A new study shows that living in a neighbourhood of socioeconomic disadvantage is a risk factor for adverse weight development in children under school age. Researchers studied the connection between neighbourhoods’ socioeconomic status and children’s weight development from data covering over 11,000 Finnish children.
A new study conducted at the University of Turku, Finland, examined the association between the neighbourhood socioeconomic disadvantage, the development of children’s body mass index, and the risk of overweight from birth to school age. The children’s growth data was acquired from a national register of well-baby clinics.
Information on the socioeconomic status of the neighbourhood was linked to the participants with address co-ordinates using the national grid database of Statistics Finland. The socioeconomic status of the neighbourhood was measured with education level, household income, and unemployment rate.

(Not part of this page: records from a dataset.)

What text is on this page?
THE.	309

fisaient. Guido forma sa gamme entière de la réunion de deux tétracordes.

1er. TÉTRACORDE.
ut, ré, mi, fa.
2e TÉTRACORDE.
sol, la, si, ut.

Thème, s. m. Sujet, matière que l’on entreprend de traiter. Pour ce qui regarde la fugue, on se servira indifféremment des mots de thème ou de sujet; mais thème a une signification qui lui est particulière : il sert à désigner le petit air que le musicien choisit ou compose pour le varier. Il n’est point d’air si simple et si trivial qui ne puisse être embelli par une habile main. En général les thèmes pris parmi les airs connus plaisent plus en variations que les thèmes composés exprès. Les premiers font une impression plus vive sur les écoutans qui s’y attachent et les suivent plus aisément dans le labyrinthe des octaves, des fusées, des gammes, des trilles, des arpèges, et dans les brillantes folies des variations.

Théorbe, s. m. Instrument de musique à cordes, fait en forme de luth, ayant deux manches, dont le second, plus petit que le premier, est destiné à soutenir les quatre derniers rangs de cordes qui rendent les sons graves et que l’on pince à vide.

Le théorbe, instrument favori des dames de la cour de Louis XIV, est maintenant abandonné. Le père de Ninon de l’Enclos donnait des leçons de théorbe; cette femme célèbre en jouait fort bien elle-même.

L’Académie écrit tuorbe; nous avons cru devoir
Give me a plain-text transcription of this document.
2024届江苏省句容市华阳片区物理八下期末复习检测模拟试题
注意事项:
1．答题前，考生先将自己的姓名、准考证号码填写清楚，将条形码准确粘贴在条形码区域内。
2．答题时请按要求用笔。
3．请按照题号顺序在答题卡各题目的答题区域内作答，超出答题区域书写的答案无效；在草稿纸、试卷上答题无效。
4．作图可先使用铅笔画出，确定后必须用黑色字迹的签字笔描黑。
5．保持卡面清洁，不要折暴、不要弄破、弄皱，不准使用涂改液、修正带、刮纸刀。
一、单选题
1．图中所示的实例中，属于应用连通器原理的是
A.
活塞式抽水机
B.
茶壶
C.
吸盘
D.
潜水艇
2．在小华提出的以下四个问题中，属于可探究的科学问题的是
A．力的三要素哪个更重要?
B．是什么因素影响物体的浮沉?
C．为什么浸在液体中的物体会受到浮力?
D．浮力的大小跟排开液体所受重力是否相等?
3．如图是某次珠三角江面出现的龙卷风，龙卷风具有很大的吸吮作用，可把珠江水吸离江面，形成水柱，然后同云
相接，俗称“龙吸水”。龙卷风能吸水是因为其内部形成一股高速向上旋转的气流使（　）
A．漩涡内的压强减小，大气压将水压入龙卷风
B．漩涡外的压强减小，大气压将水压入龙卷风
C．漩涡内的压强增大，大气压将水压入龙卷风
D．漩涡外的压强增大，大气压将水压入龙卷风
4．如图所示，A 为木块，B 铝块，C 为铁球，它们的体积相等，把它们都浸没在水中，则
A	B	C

The results were independent of the education level, economic situation, marital status and health of the children’s parents, says lead author, Docent Hanna Lagström from the Department of Public Health of the University of Turku.
Living in a less prosperous neighbourhood posed a major risk for children to develop overweight by school age in the population-based data, even when the researchers considered factors that can increase the risk of overweight in childhood.
These included e.g. mother’s type 2 diabetes, mother’s smoking, and child’s high birth weight.
In neighbourhoods with a higher socioeconomic status, children weighed more at birth, but their weight development stabilised by the age of four.
This could implicate that neighbourhoods can offer very different types of development environments for children, and that the risk of being overweight grows before school age in neighbourhoods with lower socio-economic status.
The results of the research are an important factor to take into consideration, particularly for city planning, to ensure that inequality is prevented from the childhood, says Lagström.
The study was based on 2008-2010 data from the Southwest Finland Birth Cohort (SFBC). The Birth Cohort consists of all children born in the Hospital District of Southwest Finland during those three years. In this study, the participants consisted of the first children born to the mothers during this this time.